December 9, 2011
“This is an agreement for more social austerity in Europe in response to the demands of the financial markets and speculators,” he said.
“When you suspend collective agreements, you endlessly raise the retirement age, you increase precariousness at work and social exclusion, will citizens continue to support to Europe?”
The agreement by heads of state that was reached last night is to be signed up to by every government apart from Britain, Hungary and perhaps two other countries, the Czech Republic and Sweden, which will not commit themselves until they have consulted their parliaments.

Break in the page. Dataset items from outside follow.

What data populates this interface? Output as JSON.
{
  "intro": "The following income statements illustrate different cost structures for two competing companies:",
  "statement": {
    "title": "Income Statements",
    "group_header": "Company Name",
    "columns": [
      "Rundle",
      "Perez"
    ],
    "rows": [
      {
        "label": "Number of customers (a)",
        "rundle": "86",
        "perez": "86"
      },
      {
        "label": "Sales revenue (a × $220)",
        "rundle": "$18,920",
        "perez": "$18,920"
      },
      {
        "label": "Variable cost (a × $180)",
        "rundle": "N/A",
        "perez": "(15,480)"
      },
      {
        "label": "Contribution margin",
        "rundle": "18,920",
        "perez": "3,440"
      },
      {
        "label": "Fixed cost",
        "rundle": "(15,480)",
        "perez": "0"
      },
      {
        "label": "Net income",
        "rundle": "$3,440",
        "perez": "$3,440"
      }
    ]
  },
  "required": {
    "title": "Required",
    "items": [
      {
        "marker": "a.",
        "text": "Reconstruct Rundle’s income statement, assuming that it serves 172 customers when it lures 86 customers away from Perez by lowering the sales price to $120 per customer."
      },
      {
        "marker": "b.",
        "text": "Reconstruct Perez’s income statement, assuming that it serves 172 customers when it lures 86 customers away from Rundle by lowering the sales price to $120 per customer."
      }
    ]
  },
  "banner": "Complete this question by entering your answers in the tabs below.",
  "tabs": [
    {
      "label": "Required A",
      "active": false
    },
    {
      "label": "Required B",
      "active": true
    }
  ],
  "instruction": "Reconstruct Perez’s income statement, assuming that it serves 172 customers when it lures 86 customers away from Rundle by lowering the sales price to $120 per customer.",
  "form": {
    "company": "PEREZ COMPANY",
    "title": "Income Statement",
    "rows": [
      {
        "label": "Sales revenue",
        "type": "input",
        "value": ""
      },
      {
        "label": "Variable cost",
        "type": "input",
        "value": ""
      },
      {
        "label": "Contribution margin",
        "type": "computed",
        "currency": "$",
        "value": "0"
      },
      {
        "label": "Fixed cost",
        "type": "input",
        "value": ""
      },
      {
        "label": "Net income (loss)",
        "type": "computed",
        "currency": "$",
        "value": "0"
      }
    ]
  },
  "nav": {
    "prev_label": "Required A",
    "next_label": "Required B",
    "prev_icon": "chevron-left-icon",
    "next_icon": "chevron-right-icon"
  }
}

Opposition from UK pm David Cameron meant German Chancellor Angela Merkel and French President Nicolas Sarkozy could not get the agreement among all 27 members of the EU they had been looking for.
The new rules are intended to come into force next spring.
In what represents a deepening of existing Maastricht criteria/Stability Pact budgetary limits, there will be “balanced budget rules” and “sanctions” for countries that break them.
Effectively this means outlawing expansionary fiscal policies, creating the conditions for a new wave of public services to be sold off to privateers and ensuring ”adjustments” will be made purely through cuts to jobs, wages, working conditions and living standards.
Permanent austerity appears to be the future awaiting the majority on the Continent.
Meanwhile, speculators in the financial markets and banks who created this crisis and who are now being bailed out by governments (that is, the people) for the second time in three years continue their free and very comfortable ride.
Millions of trade unionists in the CGT in France and elsewhere in Europe will be at forefront of action to try and stop this happening.